In the Parsha’s sub-plot, Yehuda’s son Er dies as punishment for preventing his wife Tamar from becoming pregnant. Onan, Yehuda’s second son, then weds Tamar by levirate marriage. He too is punished in similar circumstances. When Yehuda’s wife dies, Tamar resolves to have children through Yehuda, as this union will found the Davidic line culminating in theMashiach.
Meanwhile, Yosef rises to power in the house of his Egyptian master. His extreme beauty attracts the unwanted advances of his master’s wife. Enraged by his rejection, she accuses Yosef of attempting to seduce her, and he is imprisoned. In prison, Yosef successfully predicts the outcome of the dream of Pharaoh’s wine steward, who is reinstated, and the dream of Pharaoh’s baker, who is hanged. In spite of his promise, the wine steward forgets to help Yosef, and Yosef languishes in prison.
PARSHA INSIGHTS
Whetting or Jading the Appetite
“…Hashem blessed the Egyptian’s house on Yosef’s account, so that the blessing was in whatever he owned…” (39:5)
In 2010, Warren Buffett and Bill Gates launched the Giving Pledge.
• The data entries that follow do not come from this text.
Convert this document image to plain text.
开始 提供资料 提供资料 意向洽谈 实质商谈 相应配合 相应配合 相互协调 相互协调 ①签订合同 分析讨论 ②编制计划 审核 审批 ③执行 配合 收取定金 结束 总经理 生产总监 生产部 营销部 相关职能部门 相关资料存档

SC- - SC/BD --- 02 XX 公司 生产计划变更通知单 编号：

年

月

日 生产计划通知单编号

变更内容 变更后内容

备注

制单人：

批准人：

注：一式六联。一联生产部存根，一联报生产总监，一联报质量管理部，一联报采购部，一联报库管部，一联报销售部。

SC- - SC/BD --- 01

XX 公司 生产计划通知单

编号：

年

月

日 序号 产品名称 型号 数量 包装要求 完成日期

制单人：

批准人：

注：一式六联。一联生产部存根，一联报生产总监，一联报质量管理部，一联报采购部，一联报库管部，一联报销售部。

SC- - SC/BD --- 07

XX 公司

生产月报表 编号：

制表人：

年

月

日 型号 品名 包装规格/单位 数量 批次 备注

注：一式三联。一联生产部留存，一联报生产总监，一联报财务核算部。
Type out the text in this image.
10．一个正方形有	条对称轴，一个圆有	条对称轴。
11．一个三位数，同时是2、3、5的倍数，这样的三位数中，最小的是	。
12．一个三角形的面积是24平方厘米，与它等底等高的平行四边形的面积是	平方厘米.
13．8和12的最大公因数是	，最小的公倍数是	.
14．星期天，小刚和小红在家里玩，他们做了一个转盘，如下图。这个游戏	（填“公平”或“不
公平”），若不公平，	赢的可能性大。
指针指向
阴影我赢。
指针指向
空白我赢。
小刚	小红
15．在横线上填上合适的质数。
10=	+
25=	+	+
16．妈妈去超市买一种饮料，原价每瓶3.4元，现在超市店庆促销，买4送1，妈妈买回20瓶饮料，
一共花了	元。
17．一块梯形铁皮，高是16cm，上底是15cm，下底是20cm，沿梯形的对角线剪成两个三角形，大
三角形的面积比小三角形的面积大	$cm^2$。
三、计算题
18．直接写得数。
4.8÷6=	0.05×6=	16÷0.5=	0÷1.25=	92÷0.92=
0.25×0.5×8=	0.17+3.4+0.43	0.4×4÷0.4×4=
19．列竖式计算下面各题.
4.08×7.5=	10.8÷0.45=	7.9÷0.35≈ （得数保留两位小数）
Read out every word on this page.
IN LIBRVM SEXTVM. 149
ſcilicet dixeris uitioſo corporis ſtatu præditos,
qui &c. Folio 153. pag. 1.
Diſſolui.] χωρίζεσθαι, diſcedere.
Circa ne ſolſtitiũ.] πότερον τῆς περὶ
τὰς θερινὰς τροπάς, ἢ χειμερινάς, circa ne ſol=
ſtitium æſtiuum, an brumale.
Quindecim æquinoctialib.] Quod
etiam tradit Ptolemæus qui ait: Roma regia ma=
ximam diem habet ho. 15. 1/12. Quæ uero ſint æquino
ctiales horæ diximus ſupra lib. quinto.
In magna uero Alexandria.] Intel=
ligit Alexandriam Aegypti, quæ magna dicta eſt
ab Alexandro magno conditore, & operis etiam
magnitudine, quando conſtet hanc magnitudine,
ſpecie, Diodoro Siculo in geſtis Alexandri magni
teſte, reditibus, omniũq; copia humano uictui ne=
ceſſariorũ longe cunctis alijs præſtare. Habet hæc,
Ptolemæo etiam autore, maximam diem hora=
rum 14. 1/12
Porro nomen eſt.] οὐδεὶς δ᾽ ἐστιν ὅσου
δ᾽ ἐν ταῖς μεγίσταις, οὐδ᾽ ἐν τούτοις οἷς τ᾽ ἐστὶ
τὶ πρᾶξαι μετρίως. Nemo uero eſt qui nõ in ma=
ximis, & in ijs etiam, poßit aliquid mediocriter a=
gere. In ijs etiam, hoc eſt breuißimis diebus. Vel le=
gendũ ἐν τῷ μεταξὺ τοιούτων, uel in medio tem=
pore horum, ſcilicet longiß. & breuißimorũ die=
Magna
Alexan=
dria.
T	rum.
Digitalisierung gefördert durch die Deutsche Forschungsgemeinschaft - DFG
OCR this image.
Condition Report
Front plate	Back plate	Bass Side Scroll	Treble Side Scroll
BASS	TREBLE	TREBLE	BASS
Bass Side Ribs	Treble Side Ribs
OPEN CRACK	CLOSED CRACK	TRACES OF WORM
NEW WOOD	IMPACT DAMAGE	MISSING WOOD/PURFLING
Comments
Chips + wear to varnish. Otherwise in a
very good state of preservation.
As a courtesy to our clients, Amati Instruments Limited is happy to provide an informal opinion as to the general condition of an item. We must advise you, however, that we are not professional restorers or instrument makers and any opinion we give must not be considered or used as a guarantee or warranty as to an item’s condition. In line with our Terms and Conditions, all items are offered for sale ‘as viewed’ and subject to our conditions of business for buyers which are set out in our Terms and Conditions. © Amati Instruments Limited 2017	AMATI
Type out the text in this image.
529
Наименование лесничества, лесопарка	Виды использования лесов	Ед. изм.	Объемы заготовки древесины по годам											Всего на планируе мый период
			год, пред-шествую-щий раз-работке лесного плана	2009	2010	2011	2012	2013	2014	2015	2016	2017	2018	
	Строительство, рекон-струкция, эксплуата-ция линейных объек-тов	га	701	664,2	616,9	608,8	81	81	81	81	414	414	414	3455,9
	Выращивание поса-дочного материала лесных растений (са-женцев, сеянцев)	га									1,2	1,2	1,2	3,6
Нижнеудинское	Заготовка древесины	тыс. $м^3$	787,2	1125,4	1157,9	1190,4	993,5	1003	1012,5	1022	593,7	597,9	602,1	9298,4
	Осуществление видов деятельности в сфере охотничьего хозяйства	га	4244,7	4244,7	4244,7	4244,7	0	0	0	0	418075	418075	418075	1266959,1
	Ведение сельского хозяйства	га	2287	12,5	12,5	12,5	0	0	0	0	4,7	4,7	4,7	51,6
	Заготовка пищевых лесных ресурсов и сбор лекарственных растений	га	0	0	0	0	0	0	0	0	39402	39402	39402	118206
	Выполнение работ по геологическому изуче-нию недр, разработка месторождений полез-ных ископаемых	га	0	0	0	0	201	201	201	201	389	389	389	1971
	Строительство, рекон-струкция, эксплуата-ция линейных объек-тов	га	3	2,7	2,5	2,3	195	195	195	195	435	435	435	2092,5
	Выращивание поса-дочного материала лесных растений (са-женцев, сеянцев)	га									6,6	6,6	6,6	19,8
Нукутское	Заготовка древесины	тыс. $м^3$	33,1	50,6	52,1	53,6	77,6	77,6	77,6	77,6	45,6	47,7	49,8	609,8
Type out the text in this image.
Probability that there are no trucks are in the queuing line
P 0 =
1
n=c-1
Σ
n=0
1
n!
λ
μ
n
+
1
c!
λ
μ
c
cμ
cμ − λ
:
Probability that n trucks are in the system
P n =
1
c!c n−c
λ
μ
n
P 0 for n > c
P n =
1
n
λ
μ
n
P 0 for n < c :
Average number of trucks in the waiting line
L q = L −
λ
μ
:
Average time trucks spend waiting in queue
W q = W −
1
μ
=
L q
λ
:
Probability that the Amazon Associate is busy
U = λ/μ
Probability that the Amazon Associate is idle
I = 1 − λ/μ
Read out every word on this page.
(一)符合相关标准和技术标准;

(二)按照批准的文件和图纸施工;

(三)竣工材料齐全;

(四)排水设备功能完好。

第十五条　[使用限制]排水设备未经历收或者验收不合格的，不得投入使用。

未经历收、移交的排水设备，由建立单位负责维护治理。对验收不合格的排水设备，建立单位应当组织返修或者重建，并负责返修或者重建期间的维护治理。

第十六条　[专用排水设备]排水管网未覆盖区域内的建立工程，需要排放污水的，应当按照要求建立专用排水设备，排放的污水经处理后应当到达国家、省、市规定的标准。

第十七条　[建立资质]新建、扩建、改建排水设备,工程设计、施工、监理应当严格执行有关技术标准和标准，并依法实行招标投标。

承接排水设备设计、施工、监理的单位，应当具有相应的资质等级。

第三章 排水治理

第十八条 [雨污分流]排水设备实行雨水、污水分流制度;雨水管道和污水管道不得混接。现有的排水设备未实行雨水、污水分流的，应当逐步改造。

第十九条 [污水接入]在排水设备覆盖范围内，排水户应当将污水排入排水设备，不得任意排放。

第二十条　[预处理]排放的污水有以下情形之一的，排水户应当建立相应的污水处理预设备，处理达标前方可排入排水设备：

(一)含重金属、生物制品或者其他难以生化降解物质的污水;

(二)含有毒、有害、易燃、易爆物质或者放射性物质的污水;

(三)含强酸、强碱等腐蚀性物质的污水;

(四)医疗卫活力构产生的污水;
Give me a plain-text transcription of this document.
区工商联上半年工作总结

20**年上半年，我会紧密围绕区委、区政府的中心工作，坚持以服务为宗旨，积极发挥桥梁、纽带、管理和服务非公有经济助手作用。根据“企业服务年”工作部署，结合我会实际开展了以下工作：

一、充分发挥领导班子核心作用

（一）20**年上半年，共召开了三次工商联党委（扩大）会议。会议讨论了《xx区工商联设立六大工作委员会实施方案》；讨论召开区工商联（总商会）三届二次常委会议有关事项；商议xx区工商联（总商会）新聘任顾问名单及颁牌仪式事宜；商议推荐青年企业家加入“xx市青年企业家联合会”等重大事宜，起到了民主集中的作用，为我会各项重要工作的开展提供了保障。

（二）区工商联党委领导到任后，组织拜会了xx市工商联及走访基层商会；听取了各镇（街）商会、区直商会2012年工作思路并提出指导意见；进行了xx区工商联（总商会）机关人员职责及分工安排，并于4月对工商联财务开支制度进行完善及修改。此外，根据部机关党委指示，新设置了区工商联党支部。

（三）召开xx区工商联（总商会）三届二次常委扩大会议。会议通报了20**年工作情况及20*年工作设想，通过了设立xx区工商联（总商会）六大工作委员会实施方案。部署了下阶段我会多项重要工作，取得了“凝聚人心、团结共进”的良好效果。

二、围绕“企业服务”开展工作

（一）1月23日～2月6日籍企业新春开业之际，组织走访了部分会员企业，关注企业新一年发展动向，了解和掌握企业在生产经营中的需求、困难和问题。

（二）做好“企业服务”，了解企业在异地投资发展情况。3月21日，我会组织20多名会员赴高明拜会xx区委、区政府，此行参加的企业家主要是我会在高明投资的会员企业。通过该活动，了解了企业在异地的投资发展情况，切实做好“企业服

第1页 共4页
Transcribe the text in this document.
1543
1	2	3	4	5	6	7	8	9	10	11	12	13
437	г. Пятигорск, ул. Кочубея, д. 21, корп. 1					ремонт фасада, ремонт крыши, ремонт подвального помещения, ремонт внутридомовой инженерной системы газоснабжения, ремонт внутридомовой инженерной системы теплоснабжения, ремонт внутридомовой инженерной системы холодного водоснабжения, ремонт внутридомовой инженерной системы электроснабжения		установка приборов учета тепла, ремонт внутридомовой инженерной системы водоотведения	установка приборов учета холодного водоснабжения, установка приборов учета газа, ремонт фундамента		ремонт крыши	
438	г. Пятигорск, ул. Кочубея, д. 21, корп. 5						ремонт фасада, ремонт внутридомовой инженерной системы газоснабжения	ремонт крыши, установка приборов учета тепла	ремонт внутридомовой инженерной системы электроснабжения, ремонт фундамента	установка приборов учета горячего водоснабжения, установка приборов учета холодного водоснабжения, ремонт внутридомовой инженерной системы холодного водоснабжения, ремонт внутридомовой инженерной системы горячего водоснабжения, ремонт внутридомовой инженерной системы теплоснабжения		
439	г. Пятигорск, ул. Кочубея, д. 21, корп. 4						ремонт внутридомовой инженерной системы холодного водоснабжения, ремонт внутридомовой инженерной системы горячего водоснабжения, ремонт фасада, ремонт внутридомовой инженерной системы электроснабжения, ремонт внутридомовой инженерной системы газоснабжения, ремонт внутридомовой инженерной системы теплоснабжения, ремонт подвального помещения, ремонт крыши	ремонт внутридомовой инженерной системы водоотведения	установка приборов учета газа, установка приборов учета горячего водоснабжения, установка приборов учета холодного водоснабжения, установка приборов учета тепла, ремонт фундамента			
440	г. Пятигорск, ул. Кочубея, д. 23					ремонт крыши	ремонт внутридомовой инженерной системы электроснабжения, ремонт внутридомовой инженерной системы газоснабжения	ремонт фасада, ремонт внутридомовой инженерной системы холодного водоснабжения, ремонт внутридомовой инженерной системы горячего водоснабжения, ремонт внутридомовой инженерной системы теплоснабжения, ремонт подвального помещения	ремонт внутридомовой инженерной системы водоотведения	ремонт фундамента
It has approximately 81 billionaire signers so far, each of whom have pledged to give away at least half of their wealth. Last July, Gates himself said he planned to give away ‘virtually all’ his $113 billion.
What makes a fabulously wealthy guy like Gates want to give away all his money? Hashem created man with two desires: a physical desire and a spiritual desire. And physical desire just goes so far. You can only sleep in one super-duper king-size bed at a time. You can only swim in a one swimming pool filled with pink champagne at a time. Physical pleasure has its limits (and may require more than Alka-Seltzer when those limits are exceeded).
On the other hand, spiritual pleasures, even
in this world, have no limits. The more money you have, the more pleasure you have when you give it away. As it says in Kohelet, “And also the soul will not be filled.”
Rashi, in defining the Shabbat experience, says in Mesechet Beitza, “He eats a lot is and is not disgusted.” Shabbat is a magic machine that converts the physical into the spiritual. Shlomo Hamelech said, “The one who loves money will not be satiated by money.” But he also says, “The one who loves Torah will not be satiated by Torah.” Physical pleasures leave you feeling empty as soon as they finish, and so you want more and more and more. Even though spiritual pleasures leave you full, but, just like Shabbat, you can consume more and more and more of them. The appetite is whetted, not jaded.